LADING

Milli Düşünce Gazetesi Sayı-3

Bizi geri bırakan İslâm mı?

“İslam imiş devlete pâ-bend-i terakki,
Evvel yoğ idi işbu rivâyet yeni çıktı.” (Ziya Paşa)

İslam terakkiye manidir ve Müslümanların geçmişleriyle övünmelerine hiçbir lüzum yoktur der Renan, Sorbonne Üniversitesi’nde verdiği meşhur “İslam ve Bilim” konferansında.

Avrupa’da din ve kiliseye karşı meydan okuyan Renan, ünlü konuşmasında İslam’ı ve onun müntesiplerini hedef almıştır. Bu konuda temel fikriyatı şudur: “İslam ve Araplar bilim ve felsefenin gelişmesine engel olmuşlar ve onu boğmuşlardır!” Bu tez, batıcı fikir akımına mensup aydınlara büyük bir destek sunarken, Müslüman aydınları da içinden çıkılması zor bir savunma psikolojisine itmiştir. Kimileri de bu tezlerin tesirinde kalarak aşağılık duygusuna kapılmış, bazıları da taklitçilik hastalığına tutulmuştur.

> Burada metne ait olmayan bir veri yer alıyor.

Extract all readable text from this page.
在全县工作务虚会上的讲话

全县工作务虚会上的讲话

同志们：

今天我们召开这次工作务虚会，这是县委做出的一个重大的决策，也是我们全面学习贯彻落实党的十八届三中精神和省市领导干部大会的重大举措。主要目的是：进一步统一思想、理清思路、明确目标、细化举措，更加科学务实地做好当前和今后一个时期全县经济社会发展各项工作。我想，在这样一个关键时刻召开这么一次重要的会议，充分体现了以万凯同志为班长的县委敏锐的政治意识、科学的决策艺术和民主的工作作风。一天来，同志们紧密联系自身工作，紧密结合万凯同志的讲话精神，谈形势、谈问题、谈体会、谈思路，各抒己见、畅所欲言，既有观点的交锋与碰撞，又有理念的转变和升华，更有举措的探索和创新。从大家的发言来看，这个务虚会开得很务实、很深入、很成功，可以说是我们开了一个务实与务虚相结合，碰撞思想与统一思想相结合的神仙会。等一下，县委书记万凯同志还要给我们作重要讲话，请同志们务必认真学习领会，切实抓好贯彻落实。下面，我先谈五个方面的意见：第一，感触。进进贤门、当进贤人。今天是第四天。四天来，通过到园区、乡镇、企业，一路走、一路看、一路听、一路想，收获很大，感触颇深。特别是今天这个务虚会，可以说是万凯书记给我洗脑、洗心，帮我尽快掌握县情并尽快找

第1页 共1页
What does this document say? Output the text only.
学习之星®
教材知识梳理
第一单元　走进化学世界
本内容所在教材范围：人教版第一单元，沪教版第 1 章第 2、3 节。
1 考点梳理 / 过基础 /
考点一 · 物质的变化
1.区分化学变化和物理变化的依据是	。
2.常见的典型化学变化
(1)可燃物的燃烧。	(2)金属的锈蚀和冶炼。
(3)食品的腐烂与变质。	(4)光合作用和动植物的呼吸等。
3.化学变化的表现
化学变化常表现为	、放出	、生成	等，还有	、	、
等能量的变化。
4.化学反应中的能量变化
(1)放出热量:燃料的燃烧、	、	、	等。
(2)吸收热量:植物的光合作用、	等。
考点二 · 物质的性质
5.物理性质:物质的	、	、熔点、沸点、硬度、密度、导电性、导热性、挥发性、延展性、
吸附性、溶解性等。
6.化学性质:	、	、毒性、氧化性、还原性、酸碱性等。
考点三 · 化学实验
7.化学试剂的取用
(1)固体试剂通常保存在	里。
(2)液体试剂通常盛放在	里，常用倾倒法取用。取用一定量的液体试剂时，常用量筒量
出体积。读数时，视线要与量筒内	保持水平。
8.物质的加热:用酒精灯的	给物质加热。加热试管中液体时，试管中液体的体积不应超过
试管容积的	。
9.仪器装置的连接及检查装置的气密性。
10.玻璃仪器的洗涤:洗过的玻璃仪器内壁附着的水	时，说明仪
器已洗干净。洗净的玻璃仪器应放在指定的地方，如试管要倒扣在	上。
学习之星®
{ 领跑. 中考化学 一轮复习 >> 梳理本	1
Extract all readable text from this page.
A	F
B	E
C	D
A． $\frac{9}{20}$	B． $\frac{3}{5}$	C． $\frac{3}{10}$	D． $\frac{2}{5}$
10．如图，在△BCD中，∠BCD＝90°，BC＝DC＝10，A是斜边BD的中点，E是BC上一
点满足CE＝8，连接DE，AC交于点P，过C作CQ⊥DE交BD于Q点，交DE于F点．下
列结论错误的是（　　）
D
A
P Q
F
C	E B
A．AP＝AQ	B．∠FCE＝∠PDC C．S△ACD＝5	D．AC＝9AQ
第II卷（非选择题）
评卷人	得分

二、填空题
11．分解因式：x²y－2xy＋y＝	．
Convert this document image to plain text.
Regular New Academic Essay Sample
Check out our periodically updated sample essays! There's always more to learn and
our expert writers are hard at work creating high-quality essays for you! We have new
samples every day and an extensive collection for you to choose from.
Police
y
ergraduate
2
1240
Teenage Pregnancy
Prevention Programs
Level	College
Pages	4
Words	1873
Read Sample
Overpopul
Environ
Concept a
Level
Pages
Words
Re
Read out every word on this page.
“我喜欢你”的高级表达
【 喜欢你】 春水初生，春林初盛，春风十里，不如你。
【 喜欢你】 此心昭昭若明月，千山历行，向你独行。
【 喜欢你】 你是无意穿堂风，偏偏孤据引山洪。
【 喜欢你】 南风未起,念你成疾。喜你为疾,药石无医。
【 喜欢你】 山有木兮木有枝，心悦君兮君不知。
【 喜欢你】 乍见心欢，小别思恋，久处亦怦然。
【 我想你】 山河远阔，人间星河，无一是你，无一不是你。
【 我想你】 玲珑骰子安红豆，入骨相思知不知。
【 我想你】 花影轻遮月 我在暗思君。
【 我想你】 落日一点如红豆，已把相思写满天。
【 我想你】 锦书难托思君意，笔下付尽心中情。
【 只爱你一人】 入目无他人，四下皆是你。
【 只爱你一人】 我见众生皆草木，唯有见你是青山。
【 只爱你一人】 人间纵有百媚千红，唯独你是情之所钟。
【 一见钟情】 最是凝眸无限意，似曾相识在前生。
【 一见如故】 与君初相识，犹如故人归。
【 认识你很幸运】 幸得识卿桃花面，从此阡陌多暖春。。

İşte, o gün bu gündür ne zaman Müslümanlar kendi aralarında, din ve bilim hakkında bir tartışma yapsa “İslam ilerlemeye mâni değildir!” şeklinde bir savunmaya kalkmaktadırlar. Keşke bu savunma, bir cevap bir karşı koyma refleksini harekete geçirebilseydi. Birçok aydın Batı’ya karşı cevap verme endişesi ile hareket ederken bir kısmı İslami değerlerinden şüphe etmeye başlamıştır. Zamanında kendi bilim ve düşünce tarihimizi araştırmaya yönelselerdi bu duruma düşülmeye bilirdi. Ne yazık ki bilim tarihimizin temel soru ve sorunları hala ortadadır ve bugün hala bu sorunlara cevap verecek bilgi birikimine ve entelektüel müktesebata sahip olduğumuz noktasında maalesef endişeler yaşıyoruz.

Bilim ve felsefenin gelişme sürecine Batı ve Doğunun katkısını zikrettikten sonra itiraf etmemiz gerekir ki, İslam dünyasında orta çağdan itibaren ekonomik ve sosyal hayatta durağanlık başlamış ve Rabbimizin Necm Suresi 39. ayette biz kullarına ” Ve gerçek şu ki, insan için çalışmasından başka bir şey yoktur…” Ayeti kerimesinde uyarıda bulunduğu gibi maalesef bilimin bayraktarlığı avcumuzdan kayarak Batı’nın eline geçmiştir.

Renan’ın söz konusu konferansta söylediği bazı sözler, başta Cemaleddin Afgani olmak üzere kimi Müslümanaydınları tesir altında bırakmıştır. Afgani, bu konferanstan hemen sonra Le Monde gazetesinde yayınlanan bir mektubunda, Renan’a bazı eleştiriler yöneltmiş, o da bunun üzerine cevap olarak yine aynı gazeteye bir açıklama göndermiştir.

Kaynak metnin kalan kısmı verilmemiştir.